No, no, a voi non dico niente! Lo vedo dalla faccia che non siete disposti a credermi. D'altra parte, perché dovreste? Non ci credevo neanch'io, almeno finché non l'ho visto, e poi quasi neanche. Davvero non so chi me l'abbia fatto fare, alla mia età! Mia figlia immagino. È un buon motivo, d'accordo. Ma non ci crederà nessuno. Bisogna essere bambini dentro, ecco il quanto. Tu, con quella faccia lì, non so proprio. Anch'io però stavo là come un babbeo qualsiasi.

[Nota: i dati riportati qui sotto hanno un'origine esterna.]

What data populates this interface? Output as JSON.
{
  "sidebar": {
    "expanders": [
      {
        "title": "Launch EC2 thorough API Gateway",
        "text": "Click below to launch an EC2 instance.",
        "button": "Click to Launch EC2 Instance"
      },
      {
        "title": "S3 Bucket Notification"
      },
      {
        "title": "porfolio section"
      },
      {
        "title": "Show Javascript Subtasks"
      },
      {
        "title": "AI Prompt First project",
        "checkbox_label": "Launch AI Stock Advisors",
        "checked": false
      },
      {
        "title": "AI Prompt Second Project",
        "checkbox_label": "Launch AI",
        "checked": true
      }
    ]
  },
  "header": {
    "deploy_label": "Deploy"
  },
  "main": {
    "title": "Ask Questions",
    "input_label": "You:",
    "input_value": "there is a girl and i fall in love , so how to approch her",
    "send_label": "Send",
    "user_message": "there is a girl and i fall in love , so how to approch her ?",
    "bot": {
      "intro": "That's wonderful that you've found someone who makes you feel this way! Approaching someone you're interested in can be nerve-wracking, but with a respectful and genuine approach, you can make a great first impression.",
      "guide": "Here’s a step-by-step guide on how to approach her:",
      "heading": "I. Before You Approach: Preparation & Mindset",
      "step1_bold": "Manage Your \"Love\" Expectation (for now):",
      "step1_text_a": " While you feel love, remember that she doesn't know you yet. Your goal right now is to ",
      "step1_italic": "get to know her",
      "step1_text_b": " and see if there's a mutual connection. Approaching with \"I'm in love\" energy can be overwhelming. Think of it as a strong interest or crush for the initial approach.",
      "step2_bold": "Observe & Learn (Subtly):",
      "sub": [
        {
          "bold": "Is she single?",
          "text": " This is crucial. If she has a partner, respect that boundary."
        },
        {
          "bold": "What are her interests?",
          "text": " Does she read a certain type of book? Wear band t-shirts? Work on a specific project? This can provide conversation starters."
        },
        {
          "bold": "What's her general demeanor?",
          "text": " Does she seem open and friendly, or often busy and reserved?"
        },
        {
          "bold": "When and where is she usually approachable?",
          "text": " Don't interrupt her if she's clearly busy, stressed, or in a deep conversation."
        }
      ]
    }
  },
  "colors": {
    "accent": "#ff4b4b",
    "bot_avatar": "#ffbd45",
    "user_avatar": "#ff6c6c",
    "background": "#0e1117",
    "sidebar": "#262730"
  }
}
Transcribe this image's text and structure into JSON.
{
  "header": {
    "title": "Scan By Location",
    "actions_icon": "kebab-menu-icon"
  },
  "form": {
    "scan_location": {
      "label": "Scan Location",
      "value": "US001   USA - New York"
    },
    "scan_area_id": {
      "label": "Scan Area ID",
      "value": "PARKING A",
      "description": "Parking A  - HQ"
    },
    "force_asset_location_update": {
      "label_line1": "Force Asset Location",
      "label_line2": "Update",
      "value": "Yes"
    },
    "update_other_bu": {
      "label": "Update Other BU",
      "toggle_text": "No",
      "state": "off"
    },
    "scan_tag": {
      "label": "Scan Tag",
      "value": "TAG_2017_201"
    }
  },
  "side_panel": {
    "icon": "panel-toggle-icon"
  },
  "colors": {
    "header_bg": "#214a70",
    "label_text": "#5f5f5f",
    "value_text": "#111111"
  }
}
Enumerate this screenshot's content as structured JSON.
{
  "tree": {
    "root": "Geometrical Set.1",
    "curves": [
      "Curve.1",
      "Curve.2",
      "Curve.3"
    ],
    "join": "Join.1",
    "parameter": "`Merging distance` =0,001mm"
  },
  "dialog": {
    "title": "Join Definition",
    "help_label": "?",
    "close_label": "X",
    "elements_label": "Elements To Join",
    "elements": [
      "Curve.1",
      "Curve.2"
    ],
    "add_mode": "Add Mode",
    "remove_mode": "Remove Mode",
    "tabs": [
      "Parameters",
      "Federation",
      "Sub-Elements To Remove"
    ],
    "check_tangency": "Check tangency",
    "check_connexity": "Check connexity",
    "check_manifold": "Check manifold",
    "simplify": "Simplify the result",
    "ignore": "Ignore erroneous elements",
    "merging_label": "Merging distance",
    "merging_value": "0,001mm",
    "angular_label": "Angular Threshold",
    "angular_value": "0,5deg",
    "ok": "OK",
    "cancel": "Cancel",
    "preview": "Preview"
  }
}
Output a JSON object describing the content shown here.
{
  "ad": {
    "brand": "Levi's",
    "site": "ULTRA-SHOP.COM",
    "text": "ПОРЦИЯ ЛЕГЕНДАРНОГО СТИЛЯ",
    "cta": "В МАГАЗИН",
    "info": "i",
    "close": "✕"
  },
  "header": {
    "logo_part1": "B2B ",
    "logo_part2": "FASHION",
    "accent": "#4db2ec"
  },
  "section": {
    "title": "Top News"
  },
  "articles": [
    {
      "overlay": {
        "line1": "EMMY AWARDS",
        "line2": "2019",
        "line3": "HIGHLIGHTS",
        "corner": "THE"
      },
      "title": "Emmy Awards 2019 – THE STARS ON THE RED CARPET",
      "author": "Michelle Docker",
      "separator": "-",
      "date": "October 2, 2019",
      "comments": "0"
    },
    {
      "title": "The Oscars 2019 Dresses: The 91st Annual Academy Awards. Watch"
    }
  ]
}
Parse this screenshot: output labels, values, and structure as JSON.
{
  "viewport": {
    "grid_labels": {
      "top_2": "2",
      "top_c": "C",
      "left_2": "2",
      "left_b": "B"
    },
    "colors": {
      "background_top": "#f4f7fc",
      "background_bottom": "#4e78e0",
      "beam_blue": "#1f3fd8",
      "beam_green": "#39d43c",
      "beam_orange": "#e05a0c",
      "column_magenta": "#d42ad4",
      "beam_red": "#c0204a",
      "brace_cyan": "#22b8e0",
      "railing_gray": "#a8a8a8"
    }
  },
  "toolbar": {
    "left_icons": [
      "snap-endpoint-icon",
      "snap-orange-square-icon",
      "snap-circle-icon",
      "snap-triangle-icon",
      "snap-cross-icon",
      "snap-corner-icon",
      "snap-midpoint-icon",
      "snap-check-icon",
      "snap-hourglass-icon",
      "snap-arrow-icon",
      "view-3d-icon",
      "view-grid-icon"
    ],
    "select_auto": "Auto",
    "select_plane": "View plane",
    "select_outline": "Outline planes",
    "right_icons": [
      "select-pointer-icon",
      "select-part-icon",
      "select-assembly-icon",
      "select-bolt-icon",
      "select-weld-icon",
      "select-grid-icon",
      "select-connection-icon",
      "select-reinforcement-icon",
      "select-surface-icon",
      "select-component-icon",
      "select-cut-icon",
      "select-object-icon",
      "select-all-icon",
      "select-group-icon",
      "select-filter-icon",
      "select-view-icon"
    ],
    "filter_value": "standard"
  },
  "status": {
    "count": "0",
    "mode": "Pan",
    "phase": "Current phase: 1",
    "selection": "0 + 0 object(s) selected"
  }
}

Poi il cammello ha cominciato a raccontare. Il cammello capisci!? Con due emme due elle e due gobbe … ladri di giocattoli, isole e falchi azzurri, libri tramutati in alberi, scommesse, deserti e una montagna alla fine del mondo. Ce ne dovevano essere molte altre ma … un cammello, capisci? Io ho fatto del mio meglio, credo. Non ne sei convinto? Ah beh, avresti dovuto esserci. Anche solo come ho fatto a ritrovarle, è tutto da raccontare ... perché, dammi retta: anche le storie hanno la loro storia.

E, visto che non c'eri, dai almeno un'occhiata qui: www.turuqad.net.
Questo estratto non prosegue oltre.